Scanlon blickte zur gegenüberliegenden Seite des Raumes hinüber. Ein aus einer Isolationsmembran bestehendes Fenster erstreckte sich über die obere Hälfte der Wand und ging auf eine kleine dunkle Kammer hinaus, die seit seiner Ankunft hier leer gewesen war. Schon bald würde Patricia Rowan darin auftauchen. Sie würde sich persönlich Scanlons neueste Erkenntnisse anhören. Und wenn sie nicht längst von seinem Wert überzeugt war, würde sie es hinterher jedenfalls sein. Das lange Warten auf Anerkennung war beinahe vorbei. In nicht allzu langer Zeit würde sich alles zum Besseren wenden.

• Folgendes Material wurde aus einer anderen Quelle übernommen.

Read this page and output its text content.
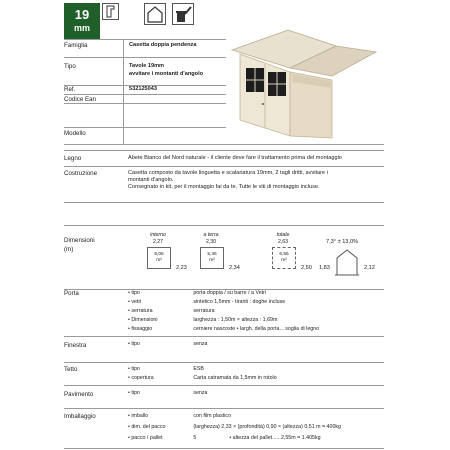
19
mm
Famiglia	Casetta doppia pendenza
Tipo	Tavole 19mm
avvitare i montanti d'angolo
Ref.	532125043
Codice Ean
Modello
Legno	Abete Bianco del Nord naturale - il cliente deve fare il trattamento prima del montaggio
Costruzione	Casetta composto da tavole linguetta e scalanatura 19mm, 2 tagli dritti, avvitare i
montanti d'angolo.
Consegnato in kit, per il montaggio fai da te. Tutte le viti di montaggio incluse.
Dimensioni
(m)
interno
2,27
5,06
m²
2,23
a terra
2,30
5,36
m²
2,34
totale
2,63
6,56
m²
2,50
7,3° ± 13,0%
1,83	2,12
Porta	• tipo	porta doppia / su barre / a Vetri
• vetri	sintetico 1,5mm - tiranti : doghe incluse
• serratura	serratura
• Dimensioni	larghezza : 1,50m × altezza : 1,69m
• fissaggio	cerniere nascoste • largh. della porta... soglia di legno
Finestra	• tipo	senza
Tetto	• tipo	ESB
• copertura	Carta catramata da 1,5mm in rotolo
Pavimento	• tipo	senza
Imballaggio	• imballo	con film plastico
• dim. del pacco	(larghezza) 2,33 × (profondità) 0,90 × (altezza) 0,51 m = 400kg
• pacco / pallet	5	• altezza del pallet..... 2,55m = 1.405kg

Yves Scanlon streckte die Hand aus und berührte eine der schlafenden Metallklauen. »So gefällst du mir besser«, stellte er fest. »Weniger … feindselig. Ich frage mich, wie deine Stimme morgen wohl klingen wird.«
Sie klang wie ein jugendlicher Hochschulabgänger und benahm sich auch so. Sie forderte ihn auf, die Hose herunterzulassen und sich vorzubeugen.

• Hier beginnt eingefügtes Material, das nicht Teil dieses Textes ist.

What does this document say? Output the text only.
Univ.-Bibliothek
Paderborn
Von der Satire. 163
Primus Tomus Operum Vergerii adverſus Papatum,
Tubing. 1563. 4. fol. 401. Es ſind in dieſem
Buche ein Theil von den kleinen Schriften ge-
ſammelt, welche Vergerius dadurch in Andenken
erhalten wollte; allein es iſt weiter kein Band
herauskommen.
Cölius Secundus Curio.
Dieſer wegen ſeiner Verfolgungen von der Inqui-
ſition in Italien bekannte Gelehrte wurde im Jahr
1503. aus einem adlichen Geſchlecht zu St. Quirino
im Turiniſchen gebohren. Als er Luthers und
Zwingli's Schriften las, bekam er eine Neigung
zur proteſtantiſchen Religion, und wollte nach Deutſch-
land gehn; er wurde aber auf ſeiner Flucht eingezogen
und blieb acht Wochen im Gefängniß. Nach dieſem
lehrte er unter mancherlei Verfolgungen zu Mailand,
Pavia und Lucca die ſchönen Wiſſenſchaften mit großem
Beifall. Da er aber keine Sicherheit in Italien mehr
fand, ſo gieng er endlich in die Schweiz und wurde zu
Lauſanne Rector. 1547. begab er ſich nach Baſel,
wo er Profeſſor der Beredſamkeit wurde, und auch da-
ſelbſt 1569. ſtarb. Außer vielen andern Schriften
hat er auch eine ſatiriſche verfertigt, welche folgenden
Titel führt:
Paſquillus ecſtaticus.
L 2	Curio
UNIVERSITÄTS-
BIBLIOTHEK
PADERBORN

»Lecken Sie mich doch im Arsch«, sagte Scanlon prompt, nun wieder sorgsam auf sein Auftreten bedacht.
»Ihr Wunsch ist mir Befehl«, sagte die Maschine und wedelte mit einer bleistiftförmigen Messsonde am Ende eines ihrer Arme. »Kommen Sie schon, Dr. Scanlon. Sie wissen doch, dass es nur zu Ihrem Besten ist.«
In Wahrheit war er davon ganz und gar nicht überzeugt. In letzter Zeit hatte er sich des Öfteren gefragt, ob die Demütigungen, die er hier drinnen erdulden musste, nicht womöglich auf den fehlgeleiteten Sadismus irgendeines verklemmten Arschlochs zurückzuführen waren. Noch vor ein paar Monaten hätte ihn das in den Wahnsinn getrieben. Doch Yves Scanlon begann endlich seinen Platz im Universum zu erkennen und stellte fest, dass er es sich leisten konnte, tolerant zu sein. Die Engstirnigkeit anderer Menschen störte ihn inzwischen deutlich weniger als früher. Darüber war er längst hinaus.
Allerdings nahm er sich die Zeit, den Vorhang vor das Fenster zu ziehen, bevor er seinen Gürtel öffnete. Schließlich konnte Rowan jeden Moment auftauchen.
»Bewegen Sie sich nicht«, sagte der Poltergeist. »Es wird nicht wehtun. Manchen Leuten gefällt es sogar.«
Scanlon gefiel es nicht, und diese Erkenntnis erfüllte ihn mit einer gewissen Erleichterung.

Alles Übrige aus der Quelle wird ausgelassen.